Saturday, March 23, 2013

Not yet

You must believe me when I say I'm tired of eulogizing my friends.  I want very much to be able to describe my friend to you, but words are leaving me as quickly as they come in my mind. I wonder where she is now. She really believed in heaven and I want her to have followed a bright light into a beautiful place, but I'm stuck here just wishing she didn't go.  Stuck thinking about her children and husband and her brother's despair and her mother's anguish and stuck worrying that getting the exact right words to honor her sweet life. I think mostly I do not want to write to you about her because as long as it's not really written, as long as we don't discuss it, I can continue to believe that she's just out of the country. It would be much better if she had not written to me to be honest and real in my blog.

I've heard there are several stages of grief and I like to spend the most time in the anger phase.  Rage suits me and I have a lot of good curse words in my vocabulary so usually my grief begins and ends there. I went to her memorial service yesterday and spent the whole time feeling like the odd man out because I have every intention of fueling my rage until the fight has gone out of me.  I do not want to hear about God's plan (he could come up with a better plan than plucking this wonderful mother of 7 out of our lives to be honest), and I don't want to participate in the "who loved her most" contest on Facebook. I don't want to be told that my anger is the Devil talking and I sure as hell don't want to be told I ought to celebrate just yet.  I know that Melinda could have done that.  But my grief is mine and it's authentic and my honest relationship with her demands that I honor her by just feeling whatever I feel for as long as I feel it.  Can you imagine a worse thing than going into a house of God and LYING about how you feel?  Surely God could handle my wrath? And if his own son can ask why God had forsaken him, is it a show of lesser faith if I do the same?

Or if I write about it?

I was not Melinda's best friend. I mean I was as a child - since we were 2 in the nursery at church, but as adults we did what most adults do and drifted apart.
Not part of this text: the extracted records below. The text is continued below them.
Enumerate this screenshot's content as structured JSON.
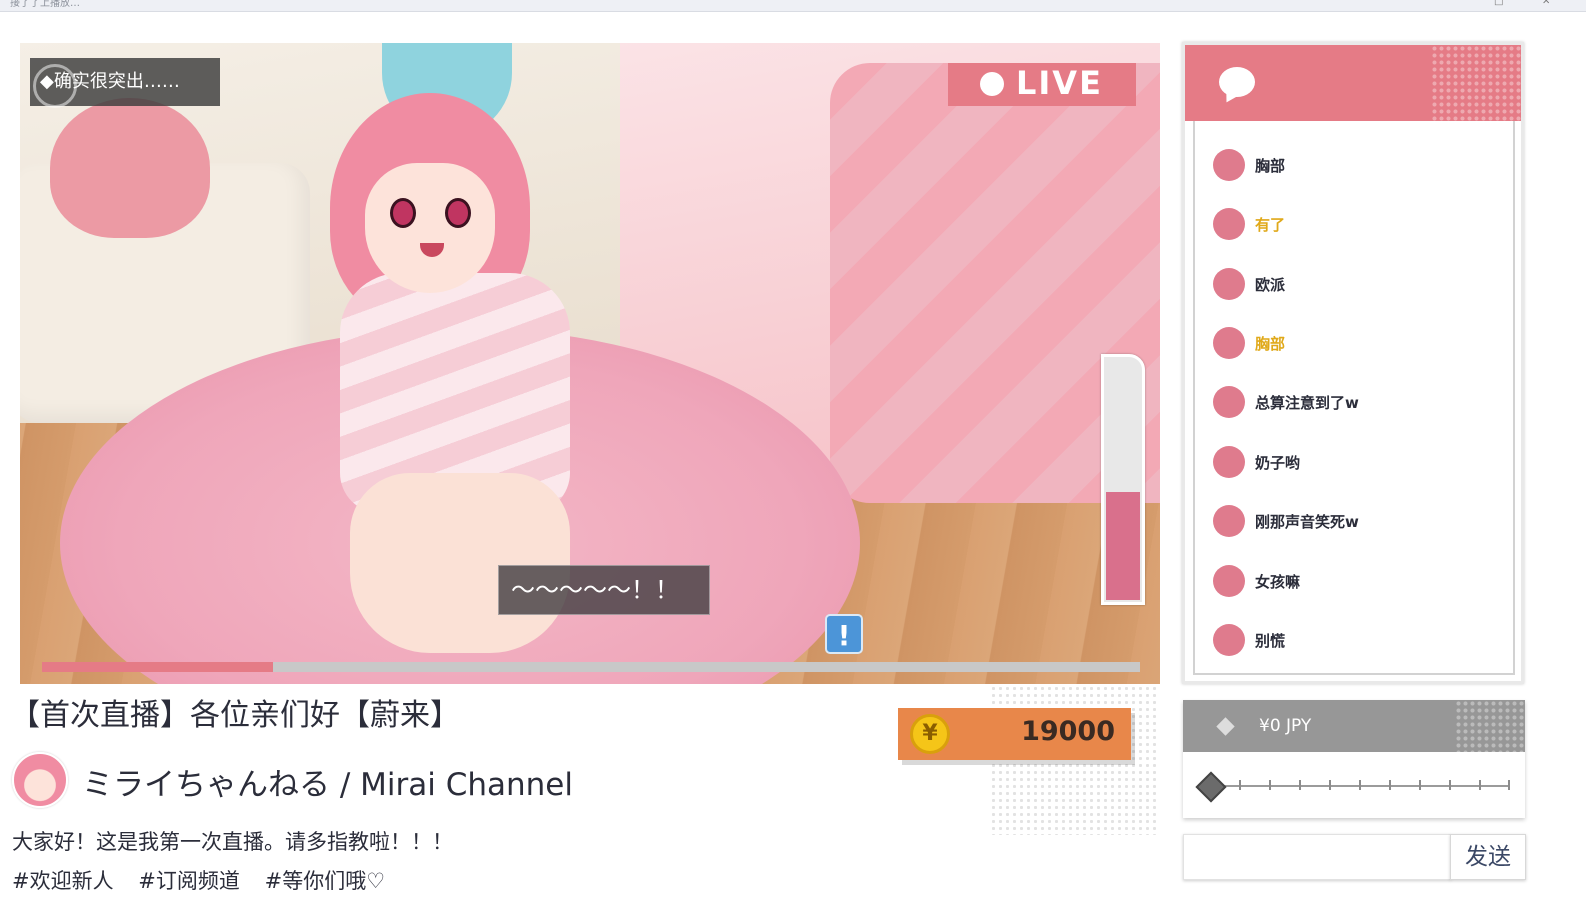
{
  "window": {
    "title": "接了了上播放…"
  },
  "stage": {
    "objective": "◆确实很突出……",
    "live_label": "LIVE",
    "speech": "～～～～～！！",
    "alert_symbol": "!",
    "excitement_level": 0.44,
    "stream_progress": 0.21
  },
  "stream": {
    "title": "【首次直播】各位亲们好【蔚来】",
    "channel": "ミライちゃんねる / Mirai Channel",
    "description": "大家好！这是我第一次直播。请多指教啦！！！",
    "tags": [
      "#欢迎新人",
      "#订阅频道",
      "#等你们哦♡"
    ]
  },
  "wallet": {
    "coin_symbol": "¥",
    "amount": "19000"
  },
  "chat": {
    "icon": "speech-bubble-icon",
    "messages": [
      {
        "text": "胸部",
        "color": "#2b2d3a"
      },
      {
        "text": "有了",
        "color": "#e0a91a"
      },
      {
        "text": "欧派",
        "color": "#2b2d3a"
      },
      {
        "text": "胸部",
        "color": "#e0a91a"
      },
      {
        "text": "总算注意到了w",
        "color": "#2b2d3a"
      },
      {
        "text": "奶子哟",
        "color": "#2b2d3a"
      },
      {
        "text": "刚那声音笑死w",
        "color": "#2b2d3a"
      },
      {
        "text": "女孩嘛",
        "color": "#2b2d3a"
      },
      {
        "text": "别慌",
        "color": "#2b2d3a"
      }
    ]
  },
  "tip": {
    "amount_label": "¥0 JPY",
    "value": 0
  },
  "input": {
    "placeholder": "",
    "send_label": "发送"
  },
  "colors": {
    "accent": "#e57b86",
    "coin": "#e8874a",
    "meter": "#d9708c"
  }
}
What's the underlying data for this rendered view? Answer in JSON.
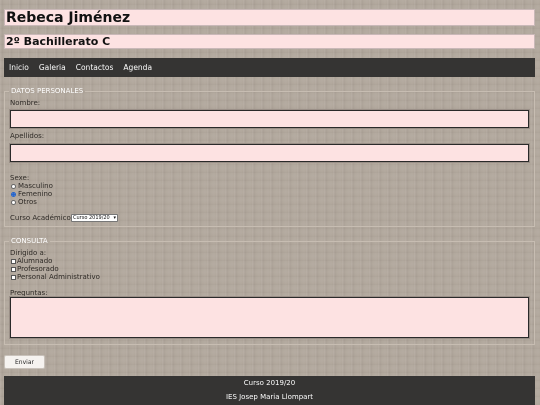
{
  "header": {
    "name": "Rebeca Jiménez",
    "course_group": "2º Bachillerato C"
  },
  "nav": {
    "items": [
      {
        "label": "Inicio"
      },
      {
        "label": "Galeria"
      },
      {
        "label": "Contactos"
      },
      {
        "label": "Agenda"
      }
    ]
  },
  "personal": {
    "legend": "DATOS PERSONALES",
    "nombre_label": "Nombre:",
    "nombre_value": "",
    "apellidos_label": "Apellidos:",
    "apellidos_value": "",
    "sexo_label": "Sexe:",
    "sexo_options": [
      {
        "label": "Masculino",
        "checked": false
      },
      {
        "label": "Femenino",
        "checked": true
      },
      {
        "label": "Otros",
        "checked": false
      }
    ],
    "curso_label": "Curso Académico",
    "curso_selected": "Curso 2019/20"
  },
  "consulta": {
    "legend": "CONSULTA",
    "dirigido_label": "Dirigido a:",
    "dirigido_options": [
      {
        "label": "Alumnado",
        "checked": false
      },
      {
        "label": "Profesorado",
        "checked": false
      },
      {
        "label": "Personal Administrativo",
        "checked": false
      }
    ],
    "preguntas_label": "Preguntas:",
    "preguntas_value": ""
  },
  "form": {
    "submit_label": "Enviar"
  },
  "footer": {
    "line1": "Curso 2019/20",
    "line2": "IES Josep Maria Llompart"
  },
  "colors": {
    "field_bg": "#fde2e2",
    "nav_bg": "#353433",
    "page_bg": "#b1a79c"
  }
}
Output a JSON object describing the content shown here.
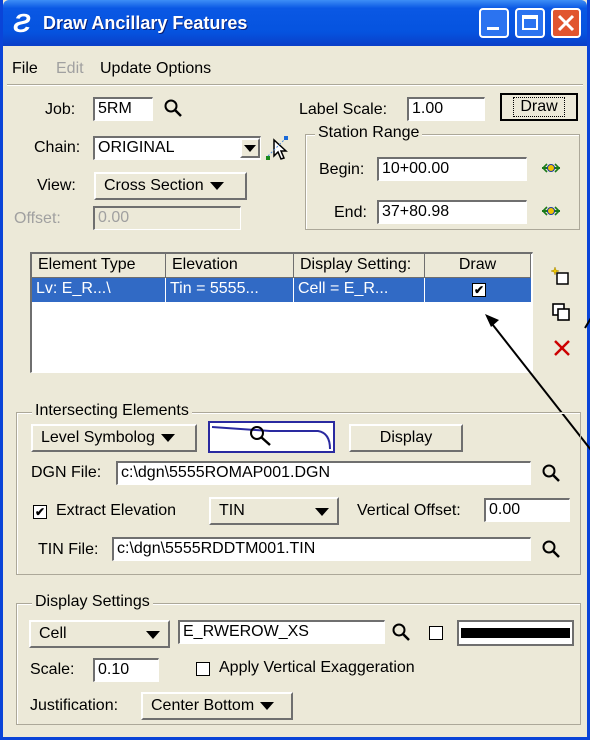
{
  "window": {
    "title": "Draw Ancillary Features",
    "title_icon_glyph": "Ƨ"
  },
  "menu": [
    {
      "label": "File",
      "enabled": true
    },
    {
      "label": "Edit",
      "enabled": false
    },
    {
      "label": "Update Options",
      "enabled": true
    }
  ],
  "job": {
    "label": "Job:",
    "value": "5RM"
  },
  "chain": {
    "label": "Chain:",
    "value": "ORIGINAL"
  },
  "view": {
    "label": "View:",
    "value": "Cross Section"
  },
  "offset": {
    "label": "Offset:",
    "value": "0.00"
  },
  "label_scale": {
    "label": "Label Scale:",
    "value": "1.00"
  },
  "draw_button": "Draw",
  "station_range": {
    "title": "Station Range",
    "begin_label": "Begin:",
    "begin_value": "10+00.00",
    "end_label": "End:",
    "end_value": "37+80.98"
  },
  "table": {
    "headers": [
      "Element Type",
      "Elevation",
      "Display Setting:",
      "Draw"
    ],
    "rows": [
      {
        "element_type": "Lv: E_R...\\",
        "elevation": "Tin = 5555...",
        "display_setting": "Cell = E_R...",
        "draw": true
      }
    ]
  },
  "intersecting": {
    "title": "Intersecting Elements",
    "mode": "Level Symbolog",
    "display_button": "Display",
    "dgn_label": "DGN File:",
    "dgn_value": "c:\\dgn\\5555ROMAP001.DGN",
    "extract_label": "Extract Elevation",
    "extract_checked": true,
    "extract_type": "TIN",
    "vertical_offset_label": "Vertical Offset:",
    "vertical_offset_value": "0.00",
    "tin_label": "TIN File:",
    "tin_value": "c:\\dgn\\5555RDDTM001.TIN"
  },
  "display_settings": {
    "title": "Display Settings",
    "type": "Cell",
    "cell_name": "E_RWEROW_XS",
    "scale_label": "Scale:",
    "scale_value": "0.10",
    "apply_vert_label": "Apply Vertical Exaggeration",
    "apply_vert_checked": false,
    "justification_label": "Justification:",
    "justification_value": "Center Bottom"
  },
  "colors": {
    "title_bar": "#0553df",
    "selection": "#316ac5",
    "dialog_bg": "#ece9d8",
    "close_button": "#e1552f",
    "delete_icon": "#cc0000"
  }
}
Some of that was because she was a home-schooling missionary and I am generally just offensive to both of those populations. What's left to talk about?  My sister and I ran into her and David during her most recent furlough in Rome and her sweet conversation made it the simplest thing to rekindle a friendship.  She was still the funny, generous, creative person she'd always been, just better.  We spent a few hours here and there trying to drink each other's grown up selves in and she had the idea that we should swap paintings - her water color birds for my little birds on canvas.  In her painting I made her blue because she said that's her favorite.  I tried to pray over each little birdie in her family because she would appreciate the sincerity.  Her work was lovely. Mine was at least from the heart.  We swapped them in another marathon coffee shop visit just before she left again.  I sat there yesterday in my car looking across the street at that table and imagined how her eyes always disappeared when she laughed.

Melinda was the only missionary I ever really liked.  I think I liked her mostly because she had legitimate reasons NOT to be nurturing and generous and open and yet she still was.  Who doesn't like that?   It's not my story to tell, but you can trust me that she probably considered herself to be the least fortunate in our group of church friends and yet she had the magnetic personality that made those things insignificant.  I am not kidding you when I say that her laugh could disarm a prison guard's doberman.  Some things folks learn in order to move more easily in the world, but Melinda's ability to warm the people around her was innate. I swear I don't remember a time when she didn't exist joyfully.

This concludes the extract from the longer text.